Vitamin Bseveral has the largest and most complex chemical structure of all the vitamins. For this reason cobalamin is the term used to refer to compounds having vitamin B12 activity. Methylcobalamin and 5-deoxyadenosylcobalamin are the forms of vitamin B12 used in the human body (1). The form of cobalamin used in most nutritional supplements and fortified foods, cyanocobalamin, is readily converted to 5-deoxyadenosylcobalamin and methylcobalamin in the body. In mammals, cobalamin is a cofactor for only two enzymes, methionine synthase and L-methylmalonyl-coenzyme A mutase (2).
Cofactor for methionine synthase
Methylcobalamin needs into the purpose of the folate-created chemical, methionine synthase. It chemical becomes necessary into synthesis of one’s amino acid, methionine, out of homocysteine. Methionine consequently needs to the synthesis out-of S-adenosylmethionine, a great methyl group donor included in many biological methylation reactions, for instance the methylation from a great amount of web sites within DNA, RNA, and you will proteins (3). Aberrant methylation regarding DNA and you may healthy protein, that causes alterations in chromatin design and you can gene expression, was a familiar feature off disease tissue. Useless purpose of methionine synthase can result in an accumulation homocysteine, which has been of this improved risk of cardiovascular disease (Profile step 1).
Cofactor to have L-methylmalonyl-coenzyme A great mutase
5-Deoxyadenosylcobalamin is needed by enzyme you to catalyzes new transformation out-of L-methylmalonyl-coenzyme An inside succinyl-coenzyme A (succinyl-CoA), which in turn enters the fresh new citric acidic course (Profile dos). Succinyl-CoA takes on a crucial role regarding the production of time away from lipids and you can proteins and is also required for the formation of hemoglobin, the fresh oxygen-carrying pigment in yellow bloodstream muscle (3).
In healthy adults, vitamin B12 deficiency is uncommon, mainly because total body stores can exceed 2,500 ?g, daily turnover is slow, and dietary intake of only 2.4 ?g/day is sufficient to maintain adequate vitamin B12 status (see RDA) (4). In elderly individuals, vitamin B12 deficiency is more common mainly because of impaired intestinal absorption that can result in in B12 deficiency in this population.
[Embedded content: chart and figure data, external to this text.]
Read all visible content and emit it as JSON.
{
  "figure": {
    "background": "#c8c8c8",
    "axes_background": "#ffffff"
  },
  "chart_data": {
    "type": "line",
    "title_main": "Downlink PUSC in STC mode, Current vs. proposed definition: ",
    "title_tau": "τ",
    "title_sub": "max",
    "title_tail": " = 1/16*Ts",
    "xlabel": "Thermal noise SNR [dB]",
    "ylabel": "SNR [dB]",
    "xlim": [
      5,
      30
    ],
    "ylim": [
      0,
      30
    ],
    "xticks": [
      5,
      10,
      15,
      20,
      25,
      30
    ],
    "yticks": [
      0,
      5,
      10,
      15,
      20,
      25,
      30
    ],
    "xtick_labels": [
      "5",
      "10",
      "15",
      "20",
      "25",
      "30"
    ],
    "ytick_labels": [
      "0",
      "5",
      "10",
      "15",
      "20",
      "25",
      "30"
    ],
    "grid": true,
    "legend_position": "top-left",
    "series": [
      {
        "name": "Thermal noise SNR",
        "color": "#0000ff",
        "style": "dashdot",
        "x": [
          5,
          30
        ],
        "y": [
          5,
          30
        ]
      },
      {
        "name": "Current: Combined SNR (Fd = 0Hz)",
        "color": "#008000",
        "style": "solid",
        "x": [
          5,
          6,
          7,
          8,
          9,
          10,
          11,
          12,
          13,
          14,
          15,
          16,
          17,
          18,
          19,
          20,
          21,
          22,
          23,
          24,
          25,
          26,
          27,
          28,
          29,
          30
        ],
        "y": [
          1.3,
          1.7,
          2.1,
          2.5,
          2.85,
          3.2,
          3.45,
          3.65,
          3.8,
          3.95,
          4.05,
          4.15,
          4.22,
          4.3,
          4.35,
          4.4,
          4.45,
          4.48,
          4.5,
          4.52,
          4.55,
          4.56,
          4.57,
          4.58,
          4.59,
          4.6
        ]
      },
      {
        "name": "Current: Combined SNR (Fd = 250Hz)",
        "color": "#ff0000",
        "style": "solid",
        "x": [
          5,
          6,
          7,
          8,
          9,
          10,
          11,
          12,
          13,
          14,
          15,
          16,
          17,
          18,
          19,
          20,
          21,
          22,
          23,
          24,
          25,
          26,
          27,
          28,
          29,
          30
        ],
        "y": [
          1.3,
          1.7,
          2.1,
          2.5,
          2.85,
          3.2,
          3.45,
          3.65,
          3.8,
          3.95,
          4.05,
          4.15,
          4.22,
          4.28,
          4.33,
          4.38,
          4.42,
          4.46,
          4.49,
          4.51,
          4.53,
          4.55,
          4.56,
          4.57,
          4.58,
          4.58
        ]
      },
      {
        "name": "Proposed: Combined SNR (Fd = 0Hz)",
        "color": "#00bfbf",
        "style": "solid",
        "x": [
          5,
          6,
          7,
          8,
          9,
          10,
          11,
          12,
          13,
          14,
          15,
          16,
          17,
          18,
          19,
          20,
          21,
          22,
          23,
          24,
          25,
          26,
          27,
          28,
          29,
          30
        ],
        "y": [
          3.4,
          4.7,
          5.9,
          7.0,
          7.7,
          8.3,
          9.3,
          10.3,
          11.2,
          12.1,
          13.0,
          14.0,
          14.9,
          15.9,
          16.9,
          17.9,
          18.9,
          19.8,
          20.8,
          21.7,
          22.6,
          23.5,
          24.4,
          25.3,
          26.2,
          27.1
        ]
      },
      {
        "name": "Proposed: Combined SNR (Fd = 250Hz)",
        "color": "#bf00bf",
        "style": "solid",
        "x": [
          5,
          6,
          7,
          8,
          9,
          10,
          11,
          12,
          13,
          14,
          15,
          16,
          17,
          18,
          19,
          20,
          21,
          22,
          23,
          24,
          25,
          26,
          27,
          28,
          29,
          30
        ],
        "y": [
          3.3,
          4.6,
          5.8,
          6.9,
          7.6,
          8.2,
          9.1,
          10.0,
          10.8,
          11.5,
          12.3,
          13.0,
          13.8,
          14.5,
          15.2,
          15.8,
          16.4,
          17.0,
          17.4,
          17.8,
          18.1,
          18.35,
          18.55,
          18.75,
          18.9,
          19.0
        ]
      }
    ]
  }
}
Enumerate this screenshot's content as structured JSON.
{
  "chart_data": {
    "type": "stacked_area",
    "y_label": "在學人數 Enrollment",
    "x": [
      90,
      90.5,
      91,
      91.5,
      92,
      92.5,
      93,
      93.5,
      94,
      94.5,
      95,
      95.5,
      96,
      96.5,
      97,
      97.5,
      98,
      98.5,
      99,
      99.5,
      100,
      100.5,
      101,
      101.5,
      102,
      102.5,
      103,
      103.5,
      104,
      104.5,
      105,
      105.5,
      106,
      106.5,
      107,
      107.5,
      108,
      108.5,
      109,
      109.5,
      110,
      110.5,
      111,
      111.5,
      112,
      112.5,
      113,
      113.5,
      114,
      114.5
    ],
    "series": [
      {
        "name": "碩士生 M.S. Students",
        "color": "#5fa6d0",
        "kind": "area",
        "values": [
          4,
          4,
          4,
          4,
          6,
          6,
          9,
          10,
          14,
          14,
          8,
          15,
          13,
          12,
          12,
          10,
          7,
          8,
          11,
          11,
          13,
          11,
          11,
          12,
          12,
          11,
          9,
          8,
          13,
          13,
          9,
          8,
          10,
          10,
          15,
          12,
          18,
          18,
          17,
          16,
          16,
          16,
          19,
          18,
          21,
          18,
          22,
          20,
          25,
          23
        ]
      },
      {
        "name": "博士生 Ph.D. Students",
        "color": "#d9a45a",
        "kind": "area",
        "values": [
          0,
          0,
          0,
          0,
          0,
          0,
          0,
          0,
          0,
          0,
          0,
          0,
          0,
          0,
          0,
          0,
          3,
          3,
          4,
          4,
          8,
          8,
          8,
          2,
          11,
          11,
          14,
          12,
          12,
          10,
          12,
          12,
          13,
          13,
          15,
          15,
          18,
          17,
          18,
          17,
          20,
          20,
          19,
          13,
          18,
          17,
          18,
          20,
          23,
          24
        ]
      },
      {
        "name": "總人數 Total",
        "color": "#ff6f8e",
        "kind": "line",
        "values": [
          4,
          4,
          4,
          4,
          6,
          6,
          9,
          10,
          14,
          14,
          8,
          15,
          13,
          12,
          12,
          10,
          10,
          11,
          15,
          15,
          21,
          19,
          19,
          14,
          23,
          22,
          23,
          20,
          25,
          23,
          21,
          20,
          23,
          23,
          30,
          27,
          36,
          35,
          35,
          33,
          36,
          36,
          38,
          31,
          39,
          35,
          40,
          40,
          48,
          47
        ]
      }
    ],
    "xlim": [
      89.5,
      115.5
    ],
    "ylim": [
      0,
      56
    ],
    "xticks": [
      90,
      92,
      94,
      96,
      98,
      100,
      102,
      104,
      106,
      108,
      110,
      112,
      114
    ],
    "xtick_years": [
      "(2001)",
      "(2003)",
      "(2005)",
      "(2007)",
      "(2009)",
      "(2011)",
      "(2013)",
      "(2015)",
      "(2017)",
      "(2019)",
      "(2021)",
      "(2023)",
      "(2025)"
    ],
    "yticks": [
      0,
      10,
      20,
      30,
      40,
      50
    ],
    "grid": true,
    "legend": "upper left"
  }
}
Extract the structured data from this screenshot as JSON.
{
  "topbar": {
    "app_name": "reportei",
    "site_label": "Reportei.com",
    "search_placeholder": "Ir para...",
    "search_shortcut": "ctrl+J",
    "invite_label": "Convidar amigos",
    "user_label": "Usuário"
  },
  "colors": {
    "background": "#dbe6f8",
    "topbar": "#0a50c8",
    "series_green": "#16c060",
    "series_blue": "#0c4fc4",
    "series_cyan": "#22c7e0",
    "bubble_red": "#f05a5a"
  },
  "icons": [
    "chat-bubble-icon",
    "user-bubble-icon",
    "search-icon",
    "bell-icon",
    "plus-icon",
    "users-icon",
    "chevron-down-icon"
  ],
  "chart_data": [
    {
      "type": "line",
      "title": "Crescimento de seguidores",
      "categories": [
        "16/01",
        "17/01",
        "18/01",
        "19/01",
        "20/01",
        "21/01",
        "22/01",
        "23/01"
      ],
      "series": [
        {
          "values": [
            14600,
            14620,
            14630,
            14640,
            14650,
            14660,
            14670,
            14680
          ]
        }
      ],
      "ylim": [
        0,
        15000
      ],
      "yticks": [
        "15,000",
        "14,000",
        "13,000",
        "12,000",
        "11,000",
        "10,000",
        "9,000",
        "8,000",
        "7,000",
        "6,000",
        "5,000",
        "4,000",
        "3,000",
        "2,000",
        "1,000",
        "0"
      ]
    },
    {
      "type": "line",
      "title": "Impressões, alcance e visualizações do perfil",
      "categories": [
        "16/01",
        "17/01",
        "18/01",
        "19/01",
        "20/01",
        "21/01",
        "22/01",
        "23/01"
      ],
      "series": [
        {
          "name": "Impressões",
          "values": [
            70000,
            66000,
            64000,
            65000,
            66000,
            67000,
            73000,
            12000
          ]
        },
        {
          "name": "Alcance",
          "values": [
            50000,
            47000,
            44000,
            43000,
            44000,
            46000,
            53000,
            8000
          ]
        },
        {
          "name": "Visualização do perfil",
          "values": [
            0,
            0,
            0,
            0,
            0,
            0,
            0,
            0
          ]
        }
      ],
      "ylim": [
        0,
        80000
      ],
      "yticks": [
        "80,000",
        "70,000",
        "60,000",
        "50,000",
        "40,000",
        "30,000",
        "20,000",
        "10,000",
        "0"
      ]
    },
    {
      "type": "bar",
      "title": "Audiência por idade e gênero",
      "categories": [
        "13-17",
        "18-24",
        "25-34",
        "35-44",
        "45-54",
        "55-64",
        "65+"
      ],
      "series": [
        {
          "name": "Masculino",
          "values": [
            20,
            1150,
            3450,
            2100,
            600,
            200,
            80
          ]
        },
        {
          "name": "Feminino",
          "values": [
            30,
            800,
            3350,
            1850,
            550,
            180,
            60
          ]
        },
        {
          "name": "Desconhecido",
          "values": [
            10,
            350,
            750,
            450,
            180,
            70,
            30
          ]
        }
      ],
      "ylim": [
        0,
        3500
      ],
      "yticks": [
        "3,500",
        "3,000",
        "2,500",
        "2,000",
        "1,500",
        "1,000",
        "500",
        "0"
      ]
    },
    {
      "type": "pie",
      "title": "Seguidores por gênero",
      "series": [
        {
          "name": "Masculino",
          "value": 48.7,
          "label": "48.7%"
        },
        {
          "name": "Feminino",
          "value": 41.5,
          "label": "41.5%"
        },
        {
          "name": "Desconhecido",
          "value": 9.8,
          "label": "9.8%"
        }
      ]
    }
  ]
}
Causes of nutritional B12 deficit
Intestinal malabsorption, rather than inadequate dietary intake, can explain most cases of vitamin B12 deficiency (5). Absorption of vitamin B12 from food requires normal function of the stomach, pancreas, and small intestine. Stomach acid and enzymes free vitamin B12 from food, allowing it to bind to R-protein (also known as transcobalamin-1 or haptocorrin), found in saliva and gastric fluids. In the alkaline environment of the small intestine, R-proteins are degraded by pancreatic enzymes, freeing vitamin B12 to bind to intrinsic factor (IF), a protein secreted by specialized cells in the stomach. Receptors on the surface of the ileum (final part of the small intestine) take up the IF-B12 complex only in the presence of calcium, which is supplied by the pancreas (5). Vitamin B12 can also be absorbed by passive diffusion, but this process is very inefficient-only about 1% absorption of the vitamin B12 dose is absorbed passively (2). The prevalent causes of vitamin B12 deficiency are (1) an autoimmune condition known as pernicious anemia, and (2) a disorder called food-bound vitamin B12 malabsorption. Both conditions have been associated with a chronic inflammatory disease of the stomach known as atrophic gastritis.
Atrophic gastritis is thought to affect 10%-30% of people over 60 years of age (6). The condition is frequently associated with the presence of autoantibodies directed toward stomach cells (see Pernicious anemia) and/or infection by the bacteria, Helicobacter pylori (H. pylori) (7). H. pylori infection induces chronic inflammation of the stomach, which may progress to peptic ulcer disease, atrophic gastritis, and/or gastric cancer in some individuals. Diminished gastric function in individuals with atrophic gastritis can result in bacterial overgrowth in the small intestine and cause food-bound vitamin B12 malabsorption. Vitamin B12 levels in serum, plasma, and gastric fluids are significantly decreased in individuals with H. pylori infection, and eradication of the bacteria has been shown to significantly improve vitamin B12 serum concentrations (8).